From ‘it worked on my notebook’ to production-ready machine learning

Bridging the gap with MLOps

Lino GALIANA

Insee — French National Institute of Statistics and Economic Studies

Insee

2026-06-04

Sommaire

1 Introduction

The “production wall”

  • Most data-driven projects never deliver value (1, 2, 3)
    • Most data science and AI POCs fail when going to production
    • How to move beyond the experimentation stage?

Defining production

Going to production: making an application live in the space of its users

  • Serving: deploying the application in a relevant format for its potential users
  • Keeping it alive: managing the lifecycle and fostering continuous improvement
  • Multiple dimensions: domain knowledge, organisation, infrastructure, technical tooling…

Fostering continuity

Source: ibm.com

  • Applying and extending software development best practices
    • DataOps: building robust data pipelines
    • MLOps: deploying and maintaining ML models

2 Handling data driven projects distinct lifecycles

Three lifecycles to master

  • A robust ML pipeline requires managing three independent lifecycles:
    • Jupyter Notebooks does not separate them properly

Why does this matter?

  • Models (weights and inference) are not static artefacts:
    • they depend on data, code, and the environment in which they were trained
  • A model result is only reproducible if all three are tracked together
  • Failing to manage even one lifecycle leads to:
    • “Works on my machine” syndrome
    • Inability to roll back a broken update
    • Silent regressions caused by data or dependency drift

Choosing appropriate tools

Code

Versioning (Git), improving quality with formatters (Ruff), community standard structure (cookiecutters)…

Configuration

Virtual environments and dependency management (uv), controlling external dependencies (Docker)…

Data

Standardised format (Parquet), cloud storage (S3), pipeline-oriented workflow (dbt)…

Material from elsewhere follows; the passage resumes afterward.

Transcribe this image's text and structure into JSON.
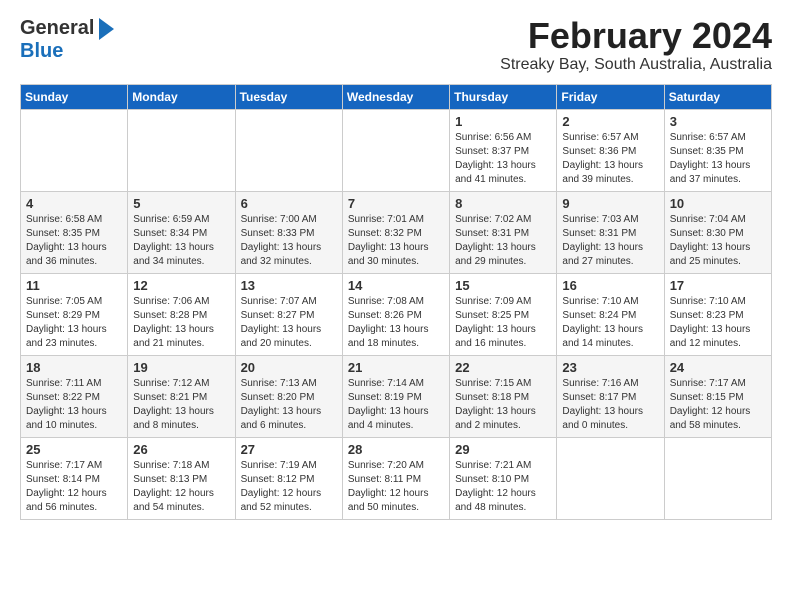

3 From zero to hero in production

“It works on my machine”

Bridging the dev/production gap

  • Environment gap is one of the most common sources of failure:
    • Production servers might use different OS, libraries, CUDA versions…
  • Containerisation (Docker) solves this by packaging the full runtime alongside the code:
    • Same image runs locally, in CI, and in production
    • Eliminates “it works on my machine” class of bugs

An industrialized project

Kubernetes turns individual containers into an industrialised, scalable fleet

MLOps on Kubernetes

  • Training: launch parallel trainings (e.g. cross validation)
  • Model serving: expose a versioned model behind a stable endpoint (API)
  • Canary deployments: route a fraction of traffic to a new model version before full rollout
  • Rollbacks: switch back to a previous version if performance degrades

Note

Great improvement but this is only the first phase of a project: continuous improvement requires observability

4 Adding experiment tracking and observability

Experimentation phase

During development, practitioners need to:

  • Track every experiment: hyperparameters, metrics, artefacts
  • Compare runs objectively
  • Select and register the best model version

MLFlow (and similar platforms!) provides a centralised tracking server, model registry, and serving API

From experimentation to production observability

  • The same platforms extend into production monitoring:
    • Log real-world inputs and outputs
    • Compute performance metrics against ground truth or human feedback
    • Detect data drift and concept drift

LLM-based systems need additional tracking. Langfuse adds:

  • Trace-level observability (prompt → retrieval → generation)
  • Cost and latency tracking
  • Human annotation workflows

Feedback loops and continuous improvement

  • Monitoring is not optional: a model that worked at launch will degrade as the world changes
  • Feedback loops close the gap between offline evaluation and real-world performance
  • Good observability turns every production incident into a training signal

Two paradigms, two sets of operational constraints

Supervised ML LLM-based systems
Training Full retraining cycle Fine-tuning or prompt engineering
Evaluation Standard metrics (F1, RMSE…) Requires LLM-as-judge or human review (see 4)
Drift Feature / label drift Prompt drift, outdated knowledge base
Availability Batch or on the fly ? Continuous
Infrastructure CPU often sufficient for inference Bigger and bigger GPU (💵💵)

Annotation and evaluation challenges

Supervised learning:

  • Ground truth is (relatively) well-defined
  • Evaluation is largely automated

LLMs:

  • What is the “correct” output? Often ambiguous
  • Human evaluation is expensive and hard to scale
  • Automated evaluation (LLM-as-judge) introduces its own biases
  • Prompt changes can silently break previously passing evaluations

Avertissement

Is it really possible to leapfrog when having missed the ML era ?

5 Conclusion

Key takeaways

  1. Structure your project around three independent lifecycles: data, code, environment
  2. Track everything: experiments, models, prompts — if it’s not tracked, it didn’t happen
  3. Monitor in production: evaluation does not stop at deployment
  4. Know your paradigm: supervised ML and LLM-based systems require different tooling and processes

The gap between a notebook that works and a system that delivers value is not only a technical gap: it is an operational one.